Assume that Tn -1 = 2^(n-1) -1 in order to prove that Tn = 2^n -1. Where n >= 2
Tn = 2Tn-1 + 1 = 2(2^(n-1) - 1 ) + 1 = 2^n -1

The first equality is the recurrence equation, the second follows from the induction assumption, and the last step is simplification.

Chapter 1: Complete Induction

Sometimes, I cannot understand the meaning of Complete Induction.  I always confuse how to use it. I have an example here which gets from “How to prove it”.
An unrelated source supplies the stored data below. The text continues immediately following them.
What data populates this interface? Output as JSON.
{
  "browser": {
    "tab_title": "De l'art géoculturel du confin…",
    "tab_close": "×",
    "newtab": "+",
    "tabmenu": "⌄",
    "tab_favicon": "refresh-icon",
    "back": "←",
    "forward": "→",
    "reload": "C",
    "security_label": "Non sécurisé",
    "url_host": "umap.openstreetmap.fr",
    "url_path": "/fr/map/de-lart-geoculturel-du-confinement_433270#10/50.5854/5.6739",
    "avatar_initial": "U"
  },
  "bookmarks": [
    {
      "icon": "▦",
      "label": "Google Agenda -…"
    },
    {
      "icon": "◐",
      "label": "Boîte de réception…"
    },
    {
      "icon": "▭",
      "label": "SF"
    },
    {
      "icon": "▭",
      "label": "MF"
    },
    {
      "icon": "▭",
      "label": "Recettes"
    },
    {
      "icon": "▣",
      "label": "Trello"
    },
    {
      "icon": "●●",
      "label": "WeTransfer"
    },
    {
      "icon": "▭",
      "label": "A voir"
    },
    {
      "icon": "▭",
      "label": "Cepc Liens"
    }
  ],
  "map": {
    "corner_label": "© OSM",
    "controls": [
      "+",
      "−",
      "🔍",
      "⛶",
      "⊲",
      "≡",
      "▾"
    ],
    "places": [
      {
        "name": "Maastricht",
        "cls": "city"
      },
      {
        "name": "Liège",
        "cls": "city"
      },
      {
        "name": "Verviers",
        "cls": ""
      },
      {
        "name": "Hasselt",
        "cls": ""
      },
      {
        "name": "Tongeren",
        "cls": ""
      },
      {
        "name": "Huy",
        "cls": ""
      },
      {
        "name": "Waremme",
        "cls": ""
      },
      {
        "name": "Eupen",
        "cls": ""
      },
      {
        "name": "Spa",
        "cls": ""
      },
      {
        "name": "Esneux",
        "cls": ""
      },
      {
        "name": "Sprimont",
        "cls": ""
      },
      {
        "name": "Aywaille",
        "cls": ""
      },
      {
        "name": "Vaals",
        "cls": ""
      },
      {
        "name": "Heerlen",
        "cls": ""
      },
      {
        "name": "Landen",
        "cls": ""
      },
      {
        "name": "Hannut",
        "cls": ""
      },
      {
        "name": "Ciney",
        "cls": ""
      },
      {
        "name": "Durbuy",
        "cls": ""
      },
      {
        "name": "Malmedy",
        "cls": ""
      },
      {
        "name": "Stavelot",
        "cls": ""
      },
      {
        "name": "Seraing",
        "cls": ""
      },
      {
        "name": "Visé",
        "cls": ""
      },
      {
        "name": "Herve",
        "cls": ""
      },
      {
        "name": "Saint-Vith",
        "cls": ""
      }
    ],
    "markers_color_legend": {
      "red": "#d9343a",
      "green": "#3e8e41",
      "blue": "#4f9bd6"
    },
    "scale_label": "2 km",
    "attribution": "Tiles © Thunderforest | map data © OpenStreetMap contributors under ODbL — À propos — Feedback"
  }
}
Sample: Suppose n is an integer larger than 1 and n is prime. Then P(n): 2^n -1 is prime.

We can see

n = 2, 2^n – 1 = 3

n = 3, 2^n – 1 = 7

n = 5, 2^n – 1 = 31

Then, the next prime number 7 is in N. The expression holds for every prime number less than 7. So, from complete induction, P(7)  holds. Similarly, the expression holds too for next prime number 11. Such that, I get conclusion that P(n) holds for every prime number. As a matter of fact, everyone knows this predict is not correct. But I cannot figure out where is wrong with my proof.
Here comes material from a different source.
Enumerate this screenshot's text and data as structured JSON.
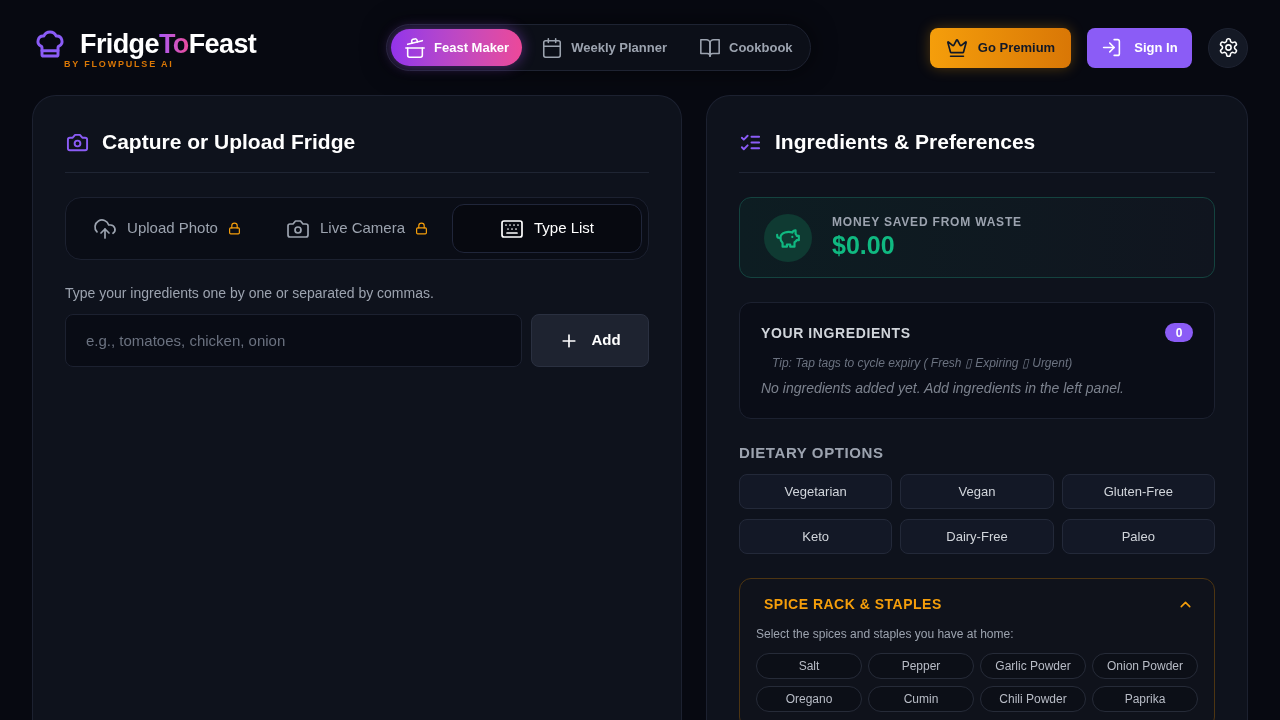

The definition of Complete Induction is described for all natural numbers. In this sample, I do not use 4 and 6 in the proof because they are not prime number. Does this not obey the rule of Complete Induction? I do not think so.  At ton of proofs, we define the base case which is from bigger numbers than 1. That means the domain of variable may not include all natural numbers.

Chapter 0: sample

Let’s start my first blog of csc236.

In the chapter 0 Preliminaries of Notes (“Notes” below), the author defines “Partial Order” is “if R is antisymmetric and transitive”. At first, I thought the definition is wrong because this definition of this term in the “How to prove it” (“How” below) is “if R is reflexive, transitive, and antisymmetric”. As if the definition in Notes is missing reflexive. From definition 4.4.1 of “How”, R is said to be antisymmetric if x in A and y in A then xRy and yRx implies x = y. Base on that, xRy and yRx are correct if antisymmetric holds. That could to say that antisymmetric includes reflexive, I guess.
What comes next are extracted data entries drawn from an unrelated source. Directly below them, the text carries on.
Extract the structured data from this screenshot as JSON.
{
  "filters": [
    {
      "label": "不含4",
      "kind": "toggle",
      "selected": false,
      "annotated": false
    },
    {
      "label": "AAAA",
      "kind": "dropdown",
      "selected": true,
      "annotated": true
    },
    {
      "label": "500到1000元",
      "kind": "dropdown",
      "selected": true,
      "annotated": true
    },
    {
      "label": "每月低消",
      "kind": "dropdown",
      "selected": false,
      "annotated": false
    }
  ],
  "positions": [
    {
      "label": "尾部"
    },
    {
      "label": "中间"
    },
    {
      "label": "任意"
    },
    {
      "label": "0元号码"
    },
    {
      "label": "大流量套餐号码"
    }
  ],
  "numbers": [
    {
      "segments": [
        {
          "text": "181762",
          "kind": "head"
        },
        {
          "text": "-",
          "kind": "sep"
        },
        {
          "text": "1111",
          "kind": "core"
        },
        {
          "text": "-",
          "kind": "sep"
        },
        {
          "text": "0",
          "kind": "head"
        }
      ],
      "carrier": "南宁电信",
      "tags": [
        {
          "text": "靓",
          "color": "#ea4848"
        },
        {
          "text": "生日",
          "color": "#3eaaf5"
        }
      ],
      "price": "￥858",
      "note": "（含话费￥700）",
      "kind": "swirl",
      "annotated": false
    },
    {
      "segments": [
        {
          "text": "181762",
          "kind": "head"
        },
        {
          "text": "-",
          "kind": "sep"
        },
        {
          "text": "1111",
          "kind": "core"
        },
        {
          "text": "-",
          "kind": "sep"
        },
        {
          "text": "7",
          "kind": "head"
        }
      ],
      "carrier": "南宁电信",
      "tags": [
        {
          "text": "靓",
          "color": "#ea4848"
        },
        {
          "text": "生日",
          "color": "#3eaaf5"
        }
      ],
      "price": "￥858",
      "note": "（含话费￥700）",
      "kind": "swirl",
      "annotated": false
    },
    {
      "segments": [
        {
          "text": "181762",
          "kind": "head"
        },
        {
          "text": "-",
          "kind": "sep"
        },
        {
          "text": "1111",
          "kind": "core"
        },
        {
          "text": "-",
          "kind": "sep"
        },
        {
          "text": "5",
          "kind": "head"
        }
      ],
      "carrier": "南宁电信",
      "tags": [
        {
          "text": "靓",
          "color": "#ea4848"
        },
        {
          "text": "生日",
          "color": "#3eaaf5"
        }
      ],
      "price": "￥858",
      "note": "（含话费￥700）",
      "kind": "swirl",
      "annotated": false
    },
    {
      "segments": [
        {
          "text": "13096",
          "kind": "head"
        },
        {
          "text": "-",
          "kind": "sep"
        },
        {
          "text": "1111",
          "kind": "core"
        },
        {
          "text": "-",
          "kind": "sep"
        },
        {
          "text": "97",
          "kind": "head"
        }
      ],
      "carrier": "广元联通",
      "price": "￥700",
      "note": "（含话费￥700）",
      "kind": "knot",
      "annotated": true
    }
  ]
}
The reason of confusion is the sample R3 in the Notes. R3={(a,b): a and b are persons and a is an ancestor of b}. Notes explains that R3 is a partial order. Form definition of reflexive, we can image from R3: I and I are persons and I am ancestor of I. Oh, I become my daddy, or I am my son, so I am I. Does it sound weird? Of course, there is not any defect in the logic. But, I do not think this sample could help us to understand the term. So, this sample is used in the notes is not reasonable.

This is my personal opinion.